Lipscomb G R, Painter J, Riley S, Gillott T, Rees W
Dept. of Medicine, North Manchester General Hospital, UK.
Scand J Gastroenterol. 1998 Aug;33(8):790-4. doi: 10.1080/00365529850171413.
Non-steroidal anti-inflammatory drugs (NSAIDs) frequently damage the gastrointestinal tract, but with continued administration this usually resolves by a process of adaptation. There is evidence that the acute injury can be reduced by acid suppression, and animal models have shown that salivary epidermal growth factor (EGF) is an important factor in gastric mucosal adaptation. We therefore wanted to assess the effect of acid suppression and salivary EGF output during naproxen-induced acute gastric injury and subsequent adaptation.
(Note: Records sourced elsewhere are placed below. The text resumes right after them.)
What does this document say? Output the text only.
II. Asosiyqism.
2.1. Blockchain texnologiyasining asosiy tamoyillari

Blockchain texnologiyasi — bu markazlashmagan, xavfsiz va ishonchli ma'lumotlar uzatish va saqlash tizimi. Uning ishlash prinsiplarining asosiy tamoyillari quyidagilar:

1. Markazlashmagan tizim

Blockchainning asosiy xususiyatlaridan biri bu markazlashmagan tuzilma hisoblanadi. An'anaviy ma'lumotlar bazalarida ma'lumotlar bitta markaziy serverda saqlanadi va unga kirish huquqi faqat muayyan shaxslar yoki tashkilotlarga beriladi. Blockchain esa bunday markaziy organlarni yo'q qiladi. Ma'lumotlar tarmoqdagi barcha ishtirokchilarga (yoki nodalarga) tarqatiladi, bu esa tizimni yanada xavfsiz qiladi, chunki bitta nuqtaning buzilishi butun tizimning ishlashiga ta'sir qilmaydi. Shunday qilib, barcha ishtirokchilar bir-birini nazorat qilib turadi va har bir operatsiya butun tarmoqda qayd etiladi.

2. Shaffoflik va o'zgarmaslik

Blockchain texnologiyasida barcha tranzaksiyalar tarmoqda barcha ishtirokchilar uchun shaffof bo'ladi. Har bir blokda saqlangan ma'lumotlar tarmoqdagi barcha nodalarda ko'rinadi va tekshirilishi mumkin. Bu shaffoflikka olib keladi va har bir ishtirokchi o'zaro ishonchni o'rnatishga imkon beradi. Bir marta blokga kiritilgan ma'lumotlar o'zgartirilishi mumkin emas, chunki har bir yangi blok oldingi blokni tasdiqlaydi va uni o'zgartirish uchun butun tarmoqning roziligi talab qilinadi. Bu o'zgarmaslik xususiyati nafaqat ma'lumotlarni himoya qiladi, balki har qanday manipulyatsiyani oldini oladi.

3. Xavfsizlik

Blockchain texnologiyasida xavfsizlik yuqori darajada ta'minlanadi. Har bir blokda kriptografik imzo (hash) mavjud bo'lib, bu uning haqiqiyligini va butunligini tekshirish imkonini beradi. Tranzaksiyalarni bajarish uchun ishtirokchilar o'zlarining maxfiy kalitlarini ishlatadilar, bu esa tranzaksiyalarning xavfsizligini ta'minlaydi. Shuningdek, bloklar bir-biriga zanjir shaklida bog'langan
Healthy subjects were given a 14-day course of naproxen with different regimens of ranitidine and placebo. Before and on three occasions during treatment subjects provided a salivary sample for EGF and underwent gastroscopy to assess gastric damage.
Similar gastric damage occurred after 24 h in all groups and resolved in most subjects. Base-line salivary EGF output was similar in all groups but increased in the placebo/ranitidine group on day 3 and in the ranitidine group on day 9.
Acid suppression with ranitidine did not prevent acute gastric injury. Adaptation may be associated with an increase in salivary EGF output.
非甾体抗炎药(NSAIDs)常对胃肠道造成损害,但持续用药后这种损害通常会通过适应性过程而缓解。有证据表明,抑制胃酸可减轻急性损伤,动物模型显示唾液表皮生长因子(EGF)是胃黏膜适应性的一个重要因素。因此,我们想评估在萘普生诱导的急性胃损伤及随后的适应性过程中抑制胃酸和唾液EGF分泌量的影响。
健康受试者接受为期14天的萘普生治疗,并搭配不同方案的雷尼替丁和安慰剂。治疗前及治疗期间的三个时间点,受试者提供唾液样本用于检测EGF,并接受胃镜检查以评估胃损伤情况。
所有组在24小时后均出现相似的胃损伤,且大多数受试者的损伤得到缓解。所有组的唾液EGF基础分泌量相似,但安慰剂/雷尼替丁组在第3天、雷尼替丁组在第9天唾液EGF分泌量增加。
雷尼替丁抑制胃酸并不能预防急性胃损伤。适应性可能与唾液EGF分泌量增加有关。